To elaborate, we were given some historical context, mainly about the years before the Symphony No. 5 was composed, when Prokofiev returned to his native Russia after years of traveling and working in the United States and France. By that time, Russia was firmly in the grip of Stalin and was soon facing a long and vicious war with invasion forces from Nazi Germany.
McBurney seems to suggest that Prokofiev was able to stomach Stalin’s oppression of the Russian people because of his belief in Christian Science. Somehow the Marxist vision of a Utopian society meshed with Prokofiev’s religious beliefs. But in McBurney’s script, these connections were made in passing and never fully developed; instead, we got wartime film footage accompanied by passages from the Fifth Symphony. I was left with the distinct impression that not only was Prokofiev’s symphony inspired by the war with Germany, but that it was actually a depiction of that war.
This is surely one of the dangers of going “beyond the score” to relate historical events to musical events in a piece of music. In fact, Prokofiev’s Symphony No. 5 is not “programmatic” in the manner of tone poems by Liszt or Richard Strauss, which follow story lines. Prokofiev’s Symphony No. 5 is pure music and to understand it, the most important element to study is the score itself.
McBurney’s efforts are certainly laudable and often brilliant, but in the case of Prokofiev’s Fifth Symphony, I wonder whether he might have spent more time demonstrating the purely musical connections – playing the main themes and showing how they are developed, or explaining to the audience the composer’s mastery of orchestration – rather than giving us a mishmash of readings and film excerpts.
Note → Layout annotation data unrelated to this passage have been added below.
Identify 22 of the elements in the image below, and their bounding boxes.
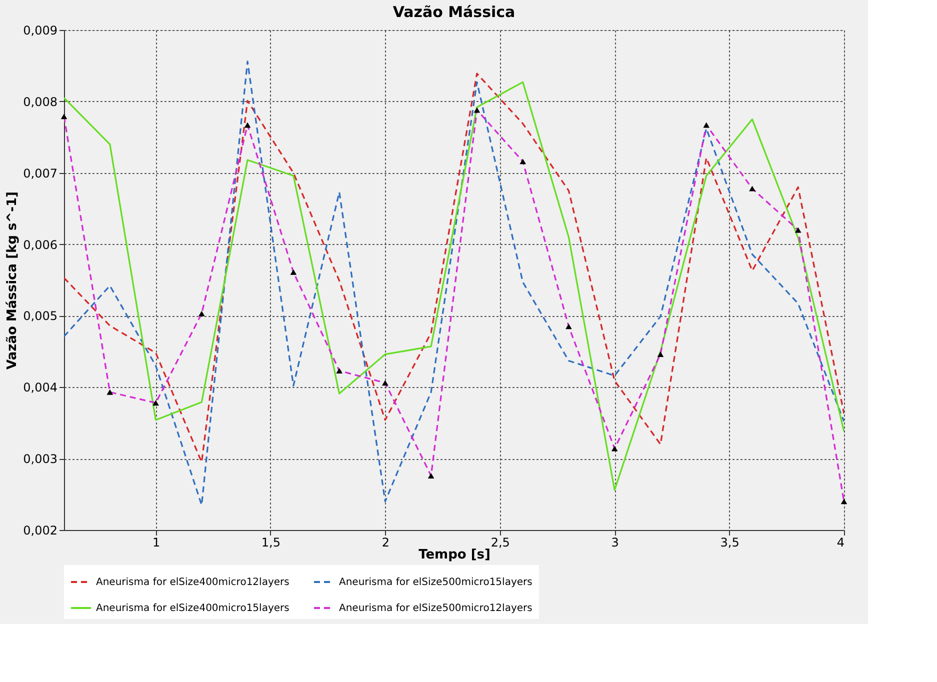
x-axis-title: Tempo [s] — [418, 548, 490, 562]
x-tick-label: 3,5 — [720, 536, 740, 550]
y-tick-label: 0,003 — [23, 452, 58, 466]
x-tick-label: 2 — [382, 536, 390, 550]
y-tick-label: 0,007 — [23, 166, 58, 180]
y-tick-label: 0,002 — [23, 524, 58, 538]
y-tick-label: 0,004 — [23, 380, 58, 395]
x-tick-label: 3 — [611, 536, 619, 550]
y-tick-label: 0,005 — [23, 309, 58, 324]
chart-title: Vazão Mássica — [392, 3, 516, 21]
y-tick-label: 0,006 — [23, 238, 58, 252]
y-tick-label: 0,009 — [23, 24, 58, 38]
legend-label: Aneurisma for elSize400micro12layers — [96, 577, 290, 588]
y-tick-label: 0,008 — [23, 94, 58, 109]
legend-label: Aneurisma for elSize500micro12layers — [339, 603, 532, 614]
x-tick-label: 2,5 — [490, 536, 510, 550]
legend-label: Aneurisma for elSize400micro15layers — [96, 603, 290, 614]
x-tick-label: 1 — [152, 536, 160, 550]
x-tick-label: 4 — [836, 536, 844, 550]
x-tick-label: 1,5 — [261, 536, 281, 550]
legend-label: Aneurisma for elSize500micro15layers — [339, 577, 532, 588]
y-axis-title: Vazão Mássica [kg s^-1] — [5, 192, 20, 370]
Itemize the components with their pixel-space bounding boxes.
McBurney surely didn’t intend his audience to believe that Prokofiev was writing “movie” music, yet that is the impression I got.
After intermission, Peter Bay and the Austin Symphony gave us a complete performance of the symphony, without actors and without film of soldiers rushing about or guns going off. And what a performance it was! The orchestra played superbly, with each section making the most of its chance to shine. The strings distinguished themselves repeatedly, with the cellos deserving special mention for their beautifully expressive playing at the beginning of the last movement. And a few bars later came some stellar clarinet playing from Stephen Girko in the playful main theme of the movement.
As usual, conductor Peter Bay had attended to every detail in rehearsal and found exactly the right tempo for each movement. He not only gave us a precise reading of the score, but also did justice to the emotions that inspired it. The slow movement was profoundly moving and the climaxes were thrilling, with brass and percussion in full cry.